More generally speaking, We have sponsored Democratic globalization, and racial and economic equalitarianism, since Jefferson's nonsense in the Declaration, really.

This is an old quote.

' "...(because our security problems do not arise from a competition among the great powers, but rather out of the seething underclass, domestically and in the Third World, that has been seduced by the cult of consumption at a time when the future dictated by its demographics moves this class ever farther from realizing its fantasies)..." The Shield of Achilles, p. 258.

"Bobbitt does not agree with Huntington, but Huntington is right about the causes of what Bobbitt is talking about, not Bobbitt." '

All the best

Bozon said...

Professor:
Re Enemies, enemies everywhere,
I thought this was rather good.
You are welcome to publish it here if you like, or just read it.

"Its back against the wall, its balls to the wall, there is nothing, nothing left, now, no alternative, no plan B, no pivot, for it to do, but finally, finally, reluctantly, cornered at last, turn, turn and fight, fight its way out of what it has built around it, fight for its life, fight for survival, like a wild animal in the jungle at night, surrounded by other predators, none of which can truly, or for very long, ever, ever, be trusted, each, emaciated, old, almost toothless, mangy, half starved, obligate carnivores, preying on ruminants, other game, and now, increasingly, as market and attacker capitalist wild game profit margins finally collapse of their own shrinking weight on each other, each more hungry, half famished, almost as well armed, way more numerous, and fully as dangerous, as itself."

All the best

Bozon said...

Professor:
Re Enemies, enemies everywhere,

Why not share this comparative essay, first day of second impeachment hearings?

Randall Collins, The Sociological Eye
THURSDAY, JANUARY 28, 2021
ASSAULT ON THE CAPITOL: 2021, 1917, 1792

Just a thought,
All the best

Bozon said...

Professor

Having read Collins' account, and his "lessons learned", many other good questions remain.

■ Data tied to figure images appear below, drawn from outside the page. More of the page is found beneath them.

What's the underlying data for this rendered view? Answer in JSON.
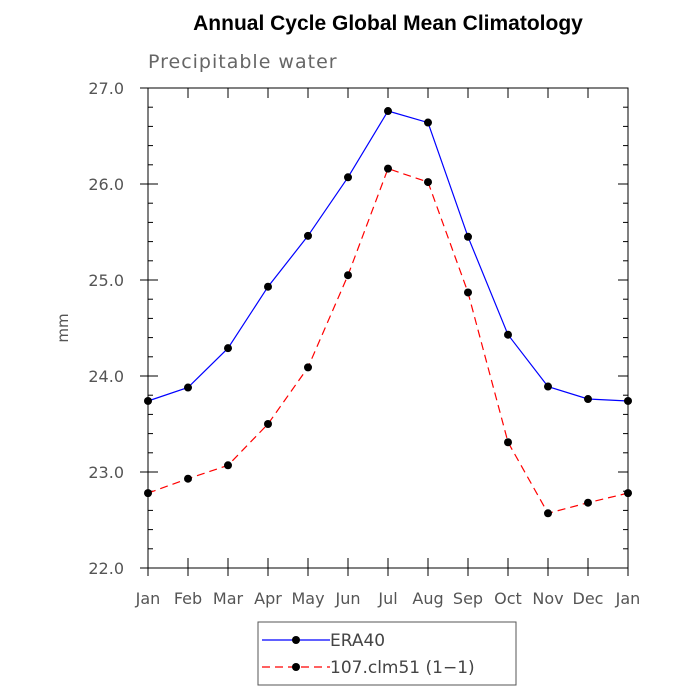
{
  "chart_data": {
    "type": "line",
    "title": "Annual Cycle Global Mean Climatology",
    "subtitle": "Precipitable water",
    "xlabel": "",
    "ylabel": "mm",
    "categories": [
      "Jan",
      "Feb",
      "Mar",
      "Apr",
      "May",
      "Jun",
      "Jul",
      "Aug",
      "Sep",
      "Oct",
      "Nov",
      "Dec",
      "Jan"
    ],
    "ylim": [
      22.0,
      27.0
    ],
    "yticks": [
      "22.0",
      "23.0",
      "24.0",
      "25.0",
      "26.0",
      "27.0"
    ],
    "grid": false,
    "legend_position": "bottom",
    "series": [
      {
        "name": "ERA40",
        "color": "#0000ff",
        "line_style": "solid",
        "values": [
          23.74,
          23.88,
          24.29,
          24.93,
          25.46,
          26.07,
          26.76,
          26.64,
          25.45,
          24.43,
          23.89,
          23.76,
          23.74
        ]
      },
      {
        "name": "107.clm51 (1−1)",
        "color": "#ff0000",
        "line_style": "dashed",
        "values": [
          22.78,
          22.93,
          23.07,
          23.5,
          24.09,
          25.05,
          26.16,
          26.02,
          24.87,
          23.31,
          22.57,
          22.68,
          22.78
        ]
      }
    ]
  }
}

One huge one or series of ones, I see, given your discussions, his, and yours of the growth of BLM black violent activism, and large scale white support for it, is why, in a city filled with Democratic and restive blacks and democratic activist whites anxious for the change of power to occur, why did we not see violent confrontations between these leftist forces who have shown themselves, over and over again now, willing to disrupt whatever they disagree with?

Why did these agitated and violent Democrats not defend their winning side against the Rightist mob, as their leaders tried to take power on their behalf?

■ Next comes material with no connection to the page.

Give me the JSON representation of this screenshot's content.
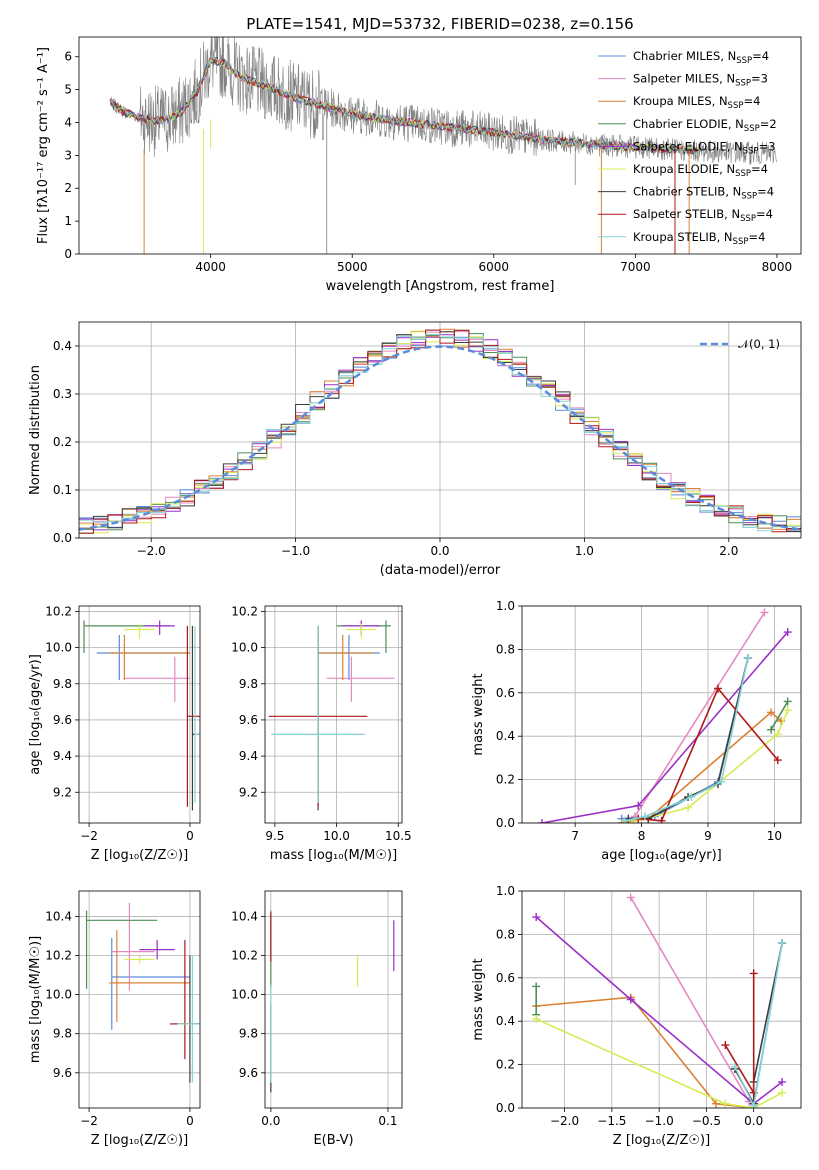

If they trusted their government to defend their interests, it was misplaced.

All the best

Bozon said...

Professor
One conclusion which it is tempting to reach, is that Democrats, perfectly willing to protest against, and tear down, any establishment thing they disagree with, are nevertheless unwilling to rally to defend against violent protest attack any establishment thing they ostensibly believe in.

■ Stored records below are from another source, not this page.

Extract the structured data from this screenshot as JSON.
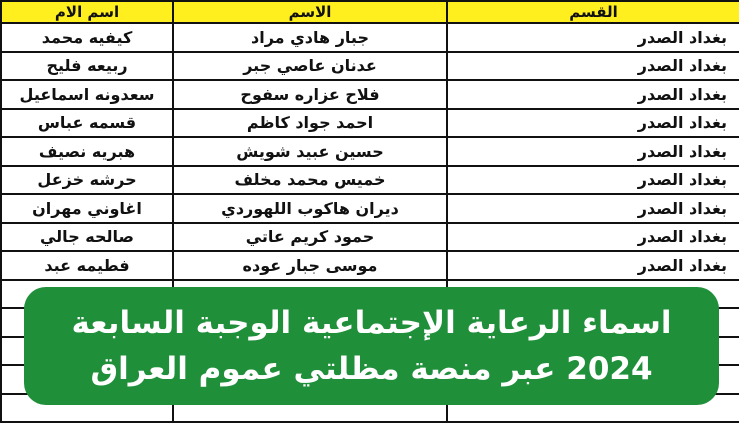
{
  "table": {
    "headers": {
      "section": "القسم",
      "name": "الاسم",
      "mother": "اسم الام"
    },
    "rows": [
      {
        "section": "بغداد الصدر",
        "name": "جبار هادي مراد",
        "mother": "كيفيه محمد"
      },
      {
        "section": "بغداد الصدر",
        "name": "عدنان عاصي جبر",
        "mother": "ربيعه فليح"
      },
      {
        "section": "بغداد الصدر",
        "name": "فلاح عزاره سفوح",
        "mother": "سعدونه اسماعيل"
      },
      {
        "section": "بغداد الصدر",
        "name": "احمد جواد كاظم",
        "mother": "قسمه عباس"
      },
      {
        "section": "بغداد الصدر",
        "name": "حسين عبيد شويش",
        "mother": "هبريه نصيف"
      },
      {
        "section": "بغداد الصدر",
        "name": "خميس محمد مخلف",
        "mother": "حرشه خزعل"
      },
      {
        "section": "بغداد الصدر",
        "name": "ديران هاكوب اللهوردي",
        "mother": "اغاوني مهران"
      },
      {
        "section": "بغداد الصدر",
        "name": "حمود كريم عاتي",
        "mother": "صالحه جالي"
      },
      {
        "section": "بغداد الصدر",
        "name": "موسى جبار عوده",
        "mother": "فطيمه عبد"
      },
      {
        "section": "",
        "name": "",
        "mother": ""
      },
      {
        "section": "",
        "name": "",
        "mother": ""
      },
      {
        "section": "",
        "name": "",
        "mother": ""
      },
      {
        "section": "",
        "name": "",
        "mother": ""
      },
      {
        "section": "",
        "name": "",
        "mother": ""
      }
    ]
  },
  "banner": {
    "line1": "اسماء الرعاية الإجتماعية الوجبة السابعة",
    "line2": "2024 عبر منصة مظلتي عموم العراق",
    "color": "#1f8f3a"
  },
  "colors": {
    "header_bg": "#ffef1f"
  }
}
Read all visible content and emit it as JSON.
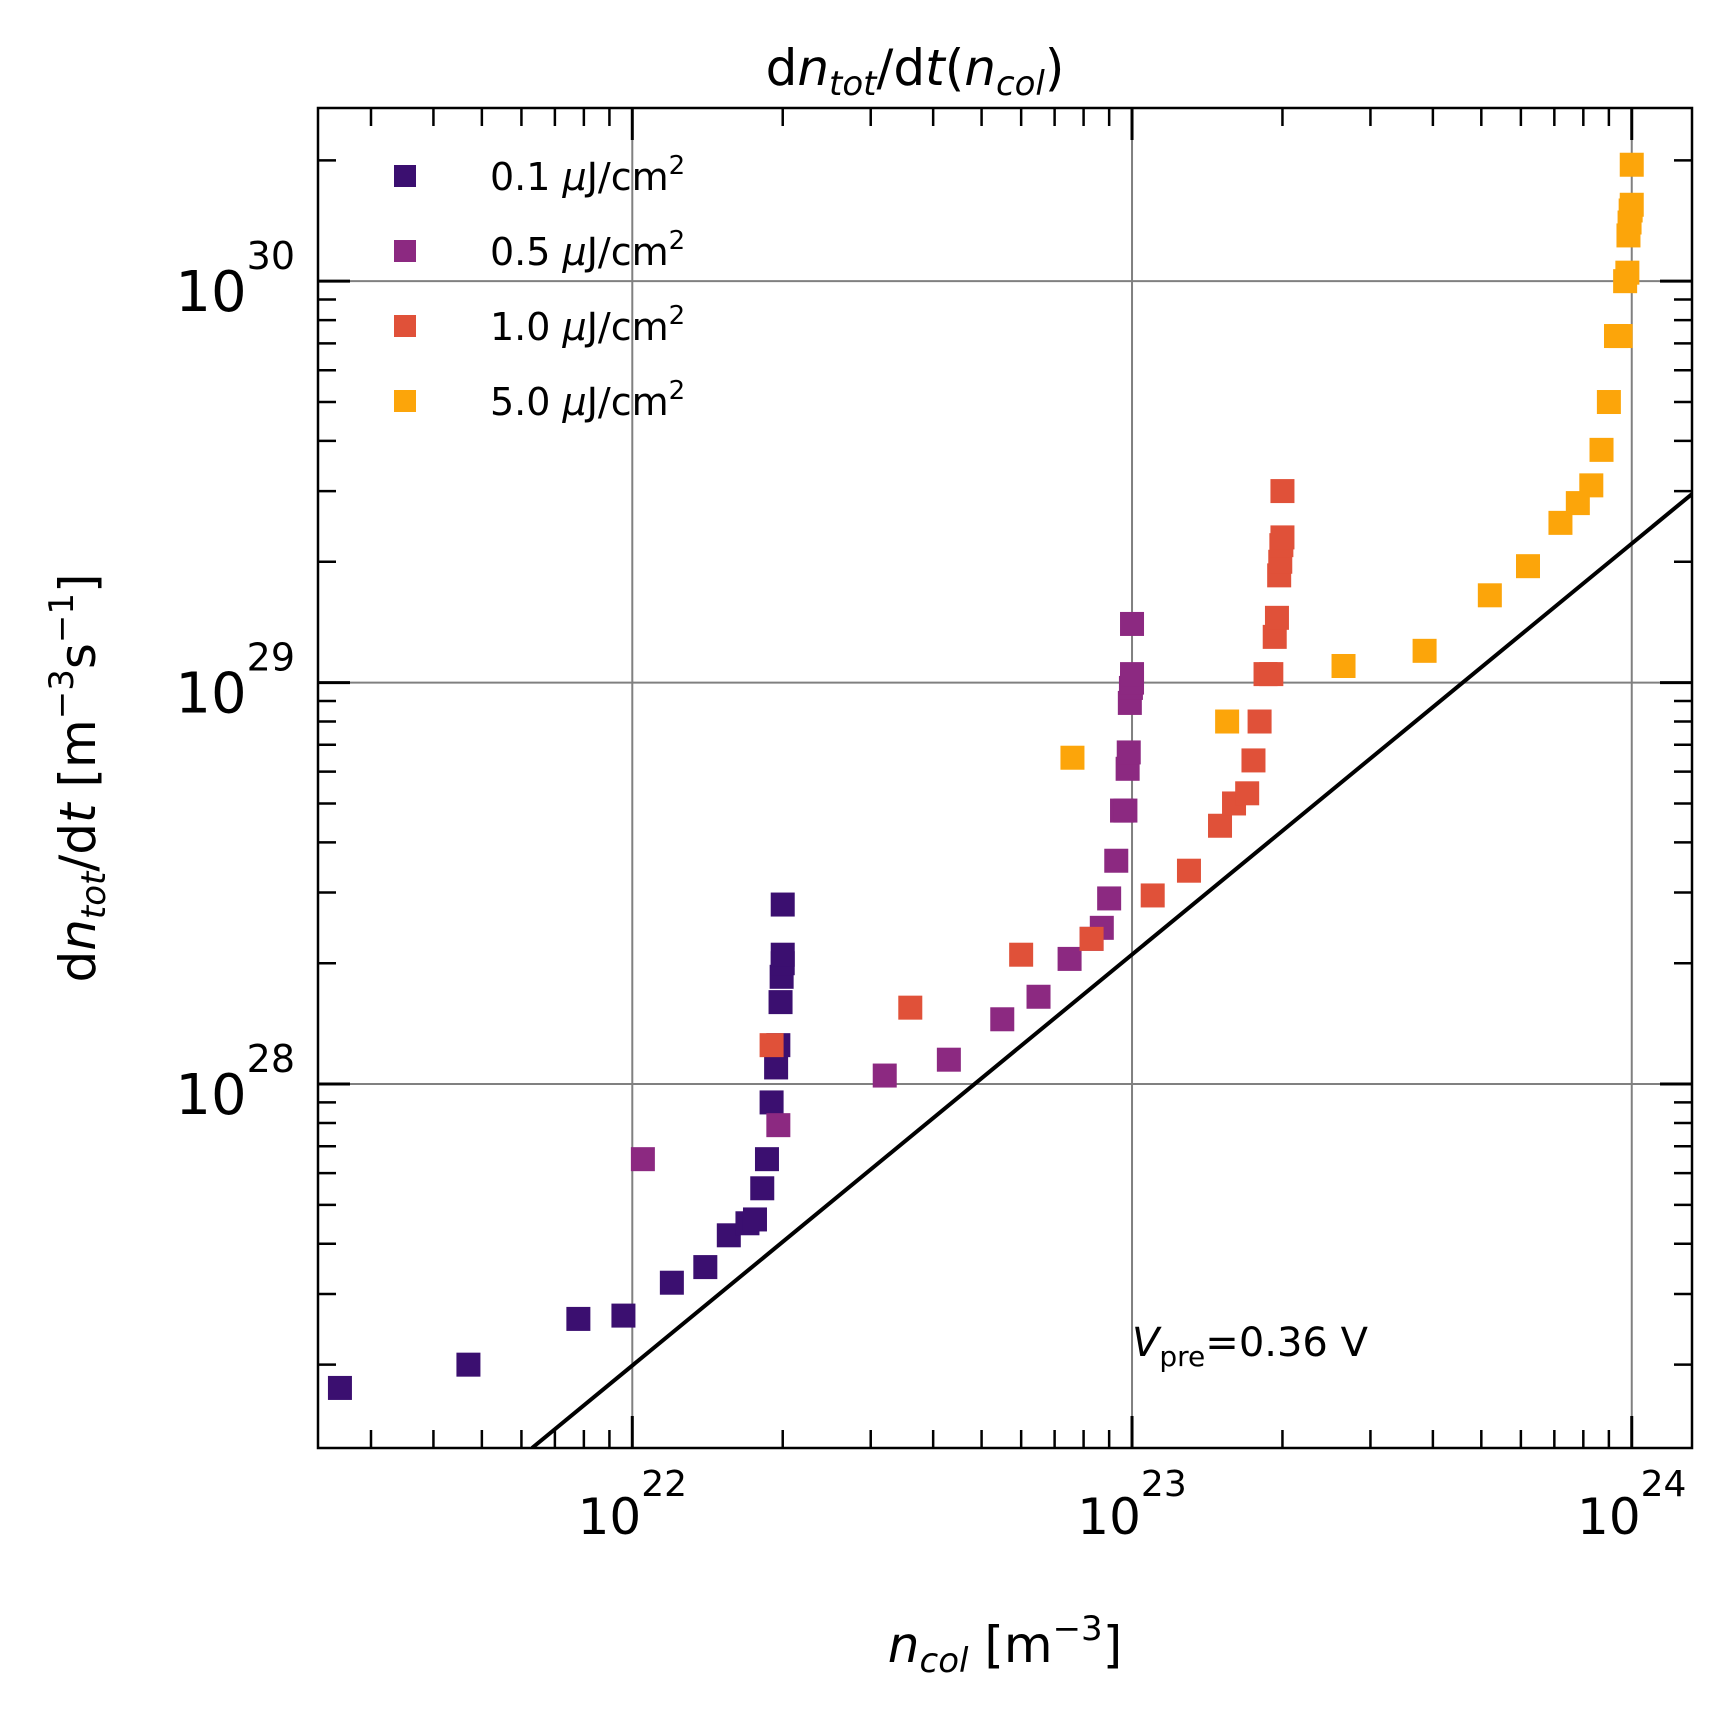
{
  "chart_data": {
    "type": "scatter",
    "title": {
      "prefix": "d",
      "n": "n",
      "n_sub": "tot",
      "mid": "/d",
      "t": "t",
      "open": "(",
      "n2": "n",
      "n2_sub": "col",
      "close": ")"
    },
    "xlabel": {
      "n": "n",
      "n_sub": "col",
      "bracket_open": " [m",
      "exp": "−3",
      "bracket_close": "]"
    },
    "ylabel": {
      "prefix": "d",
      "n": "n",
      "n_sub": "tot",
      "mid": "/d",
      "t": "t",
      "bracket_open": " [m",
      "exp1": "−3",
      "s": "s",
      "exp2": "−1",
      "bracket_close": "]"
    },
    "xscale": "log",
    "yscale": "log",
    "xlim": [
      2.35e+21,
      1.32e+24
    ],
    "ylim": [
      1.24e+27,
      2.7e+30
    ],
    "grid": true,
    "legend_position": "top-left",
    "x_ticks": [
      {
        "value": 1e+22,
        "base": "10",
        "exp": "22"
      },
      {
        "value": 1e+23,
        "base": "10",
        "exp": "23"
      },
      {
        "value": 1e+24,
        "base": "10",
        "exp": "24"
      }
    ],
    "y_ticks": [
      {
        "value": 1e+28,
        "base": "10",
        "exp": "28"
      },
      {
        "value": 1e+29,
        "base": "10",
        "exp": "29"
      },
      {
        "value": 1e+30,
        "base": "10",
        "exp": "30"
      }
    ],
    "annotation": {
      "v": "V",
      "sub": "pre",
      "rest": "=0.36 V",
      "x": 1e+23,
      "y": 2.1e+27
    },
    "reference_line": {
      "x": [
        6.3e+21,
        1.32e+24
      ],
      "y": [
        1.24e+27,
        2.95e+29
      ],
      "color": "#000000"
    },
    "series": [
      {
        "name_value": "0.1",
        "name_unit_mu": "μ",
        "name_unit": "J/cm",
        "name_exp": "2",
        "color": "#3b0f70",
        "x": [
          2.6e+21,
          4.7e+21,
          7.8e+21,
          9.6e+21,
          1.2e+22,
          1.4e+22,
          1.56e+22,
          1.7e+22,
          1.76e+22,
          1.82e+22,
          1.86e+22,
          1.9e+22,
          1.94e+22,
          1.96e+22,
          1.98e+22,
          1.99e+22,
          2e+22,
          2e+22,
          2e+22
        ],
        "y": [
          1.75e+27,
          2e+27,
          2.6e+27,
          2.65e+27,
          3.2e+27,
          3.5e+27,
          4.2e+27,
          4.5e+27,
          4.6e+27,
          5.5e+27,
          6.5e+27,
          9e+27,
          1.1e+28,
          1.25e+28,
          1.6e+28,
          1.85e+28,
          2e+28,
          2.1e+28,
          2.8e+28
        ]
      },
      {
        "name_value": "0.5",
        "name_unit_mu": "μ",
        "name_unit": "J/cm",
        "name_exp": "2",
        "color": "#8c2981",
        "x": [
          1.05e+22,
          1.96e+22,
          3.2e+22,
          4.3e+22,
          5.5e+22,
          6.5e+22,
          7.5e+22,
          8.3e+22,
          8.7e+22,
          9e+22,
          9.3e+22,
          9.55e+22,
          9.7e+22,
          9.8e+22,
          9.85e+22,
          9.9e+22,
          9.95e+22,
          1e+23,
          1e+23,
          1e+23
        ],
        "y": [
          6.5e+27,
          7.9e+27,
          1.05e+28,
          1.15e+28,
          1.45e+28,
          1.65e+28,
          2.05e+28,
          2.3e+28,
          2.45e+28,
          2.9e+28,
          3.6e+28,
          4.8e+28,
          4.8e+28,
          6.1e+28,
          6.7e+28,
          8.9e+28,
          9.7e+28,
          1e+29,
          1.05e+29,
          1.4e+29
        ]
      },
      {
        "name_value": "1.0",
        "name_unit_mu": "μ",
        "name_unit": "J/cm",
        "name_exp": "2",
        "color": "#e05139",
        "x": [
          1.9e+22,
          3.6e+22,
          6e+22,
          8.3e+22,
          1.1e+23,
          1.3e+23,
          1.5e+23,
          1.6e+23,
          1.7e+23,
          1.75e+23,
          1.8e+23,
          1.85e+23,
          1.9e+23,
          1.93e+23,
          1.95e+23,
          1.97e+23,
          1.98e+23,
          1.99e+23,
          2e+23,
          2e+23
        ],
        "y": [
          1.25e+28,
          1.55e+28,
          2.1e+28,
          2.3e+28,
          2.95e+28,
          3.4e+28,
          4.4e+28,
          5e+28,
          5.3e+28,
          6.4e+28,
          8e+28,
          1.05e+29,
          1.05e+29,
          1.3e+29,
          1.45e+29,
          1.85e+29,
          2e+29,
          2.2e+29,
          2.3e+29,
          3e+29
        ]
      },
      {
        "name_value": "5.0",
        "name_unit_mu": "μ",
        "name_unit": "J/cm",
        "name_exp": "2",
        "color": "#fca50a",
        "x": [
          7.6e+22,
          1.55e+23,
          2.65e+23,
          3.85e+23,
          5.2e+23,
          6.2e+23,
          7.2e+23,
          7.8e+23,
          8.3e+23,
          8.7e+23,
          9e+23,
          9.3e+23,
          9.5e+23,
          9.7e+23,
          9.8e+23,
          9.85e+23,
          9.9e+23,
          9.95e+23,
          1e+24,
          1e+24
        ],
        "y": [
          6.5e+28,
          8e+28,
          1.1e+29,
          1.2e+29,
          1.65e+29,
          1.95e+29,
          2.5e+29,
          2.8e+29,
          3.1e+29,
          3.8e+29,
          5e+29,
          7.3e+29,
          7.3e+29,
          1e+30,
          1.05e+30,
          1.3e+30,
          1.4e+30,
          1.5e+30,
          1.55e+30,
          1.95e+30
        ]
      }
    ]
  }
}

Further, this may explain in part Trump's rhetoric on January 6, reasonably but falsely believing, that left Democratic demonstrators would meet his protesters head to head outside the Capitol, and was merely rousing his side in that demonstration confrontation having no intention of them breaching security of the building itself.

This is speculation.I am not trying to exonerate Trump, but rather to account for what otherwise seems unaccountable.